В тот год отец был чем-то очень сильно занят. Он часто приходил домой за полночь, долго сидел один в кабинете, что-то писал, потом рвал листки и жег в пепельнице, опять писал... Будто что-то у него не клеилось с работой. Потом уехал в командировку. В Испанию, как она сообразила позже. А год тот запомнился только тем, что ее школьные успехи сильно полиняли.
"А может, отец тоже хотел кому-то помочь?.. Кому-то, обвиненному по ошибке?.. И не смог... — кольнула вдруг мысль. — Значит, даже если я найду кого-то из его друзей, кто меня выслушает, у него может и ничего не получиться..."
Майка вздохнула, поднялась со скамейки и пошла в общежитие. Нет. Папины "коллеги" тут не помогут.
Чем ближе становился отъезд домой, тем сильнее тревожилась Майка. За повседневными заботами она как-то и не задумывалась о том, как они с Женей будут жить, когда вернутся домой. Только радовалась, что всё плохое позади. Но расформирование госпиталя неумолимо приближалось, об этом уже говорили все, и девушка просто извелась, раздумывая, что же будет дальше. Мать Женю не примет. Это уж как пить дать. Заест. Как умеет мать быть язвительной и вежливой одновременно, желая показать собеседнику, что он ей неприятен, — Майка отлично знала.
"Как же быть-то? Может, к тете Тасе погадать сходить?"
— А ты чегой-то смурная ходишь, а, Кудлатка? — встретила ее повариха. — Радоваться надо. Война кончилась, домой скоро поедем.
— Ох, теть Тася! У меня такие дела творятся, что я уж и не знаю, как быть-то... Не вернусь я в Москву. Папа погиб, у матери новый муж, кому я там нужна? Да и Жене там плохо будет. Поедом съедят. И ему тоже идти некуда: тетку свою он не любил, да и она его не шибко-то жаловала. Вязьма под немцем была. Живет она там, эвакуировалась ли — пойди найди теперь. Да и захочет ли искать? Не знаю... У всех какие-то планы, какие-то надежды... Вон товарищ Истратов нас к себе в Свердловск зовет. А мне ничего не хочется. Не знаю, куда дальше. Бездомная я теперь стала. До того тошно, теть Тася...
Майка опустила подбородок на руки и бездумно уставилась в окно.

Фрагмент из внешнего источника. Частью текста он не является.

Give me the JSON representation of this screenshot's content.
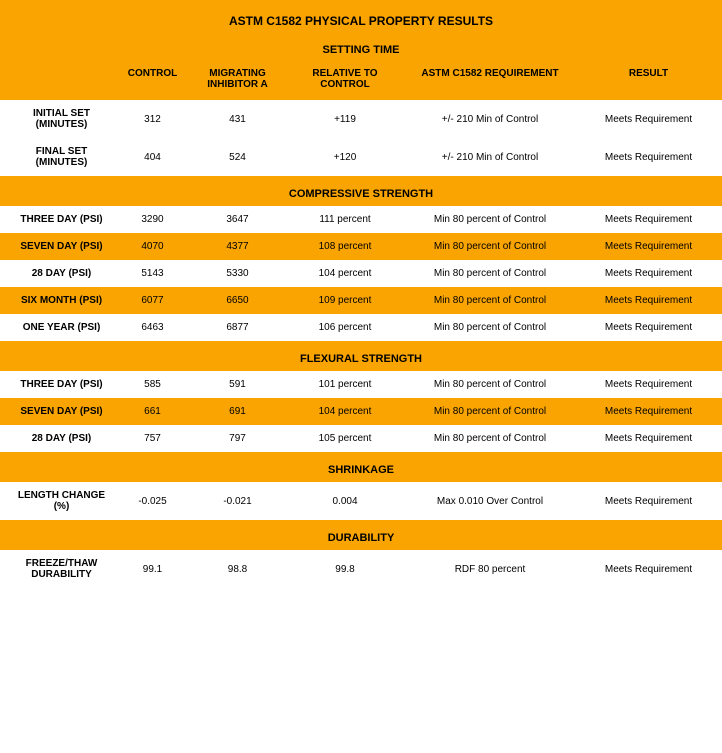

Повариха пожевала губами и вдруг неожиданно притянула Майку к себе:
— А вы ко мне в Саратов поезжайте. Живите у меня. Будете мне заместо родни. Одна я на старости лет осталась. Куды мне одной целый дом-то? Как на соколиков моих в сорок втором разом похоронки получила — пусто в доме сделалось, — старушка вздохнула и перекрестилась.— Я ж и к вам-то в госпиталь попросилась тогда, чтобы среди людей быть. Тяжко одной домой приходить. А теперь опять, получается, одна. Чихнешь — и "будь здорова" сказать некому. Рыжик да мыши за печкой — вот и всё семейство. А так и проживем как-нибудь, всё веселей будет. А? Харчеваться вместе будем, а за постой я с вас ничего не возьму.

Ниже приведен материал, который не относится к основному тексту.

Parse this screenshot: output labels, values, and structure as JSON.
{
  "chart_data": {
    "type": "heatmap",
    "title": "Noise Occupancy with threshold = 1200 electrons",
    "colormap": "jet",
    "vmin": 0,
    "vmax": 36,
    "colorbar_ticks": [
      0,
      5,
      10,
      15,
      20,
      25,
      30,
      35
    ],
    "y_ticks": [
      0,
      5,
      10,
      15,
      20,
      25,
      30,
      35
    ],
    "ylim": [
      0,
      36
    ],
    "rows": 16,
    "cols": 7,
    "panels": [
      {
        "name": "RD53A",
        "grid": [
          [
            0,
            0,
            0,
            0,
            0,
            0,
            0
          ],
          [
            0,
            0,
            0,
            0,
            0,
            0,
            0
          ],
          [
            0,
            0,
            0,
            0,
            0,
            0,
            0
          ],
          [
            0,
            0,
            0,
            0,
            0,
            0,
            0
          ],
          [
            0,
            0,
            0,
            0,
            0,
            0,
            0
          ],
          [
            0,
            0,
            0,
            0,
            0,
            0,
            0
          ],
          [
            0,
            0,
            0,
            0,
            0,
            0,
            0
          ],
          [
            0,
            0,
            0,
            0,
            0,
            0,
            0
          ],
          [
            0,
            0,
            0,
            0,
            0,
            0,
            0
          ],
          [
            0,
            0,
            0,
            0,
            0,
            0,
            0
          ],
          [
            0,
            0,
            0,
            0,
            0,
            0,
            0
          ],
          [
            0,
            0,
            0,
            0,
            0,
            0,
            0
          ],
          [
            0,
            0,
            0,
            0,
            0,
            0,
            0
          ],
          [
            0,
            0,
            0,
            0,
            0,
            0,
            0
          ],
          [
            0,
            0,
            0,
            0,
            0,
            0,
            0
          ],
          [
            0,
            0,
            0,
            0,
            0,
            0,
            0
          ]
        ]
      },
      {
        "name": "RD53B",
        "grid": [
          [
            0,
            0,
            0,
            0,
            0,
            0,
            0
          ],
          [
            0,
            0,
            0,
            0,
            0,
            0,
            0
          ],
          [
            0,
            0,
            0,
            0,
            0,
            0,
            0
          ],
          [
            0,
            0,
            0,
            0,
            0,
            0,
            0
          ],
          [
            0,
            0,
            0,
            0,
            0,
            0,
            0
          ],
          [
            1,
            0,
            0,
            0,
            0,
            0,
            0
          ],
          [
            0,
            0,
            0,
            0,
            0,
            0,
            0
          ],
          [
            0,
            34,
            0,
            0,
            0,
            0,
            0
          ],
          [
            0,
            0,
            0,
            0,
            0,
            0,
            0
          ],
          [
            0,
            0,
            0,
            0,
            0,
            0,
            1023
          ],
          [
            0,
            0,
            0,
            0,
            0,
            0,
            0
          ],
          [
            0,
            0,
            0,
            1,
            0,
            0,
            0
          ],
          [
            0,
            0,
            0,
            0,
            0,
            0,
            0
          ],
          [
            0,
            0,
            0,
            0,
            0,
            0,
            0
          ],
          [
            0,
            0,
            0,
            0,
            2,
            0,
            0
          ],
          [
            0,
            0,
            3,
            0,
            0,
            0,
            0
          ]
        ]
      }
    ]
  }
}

У Майки словно гора с плеч упала.
— В Саратов? Ой, тетя Тася, правда?! Так ведь это хорошо, тетя Тася, это просто здорово!
Она бросилась обнимать старушку.
— Спасибо, спасибо! Ты просто золото!
Мысль поехать в Саратов сразу представилась Майке почти спасительной. Там есть авиазавод. И аэродром военный вроде тоже должен быть. А еще там есть медицинский институт, а в нем преподает хороший добрый профессор Сергей Филиппович, у которого очень хочется учиться. Неужели всё получится так, как она мечтала?..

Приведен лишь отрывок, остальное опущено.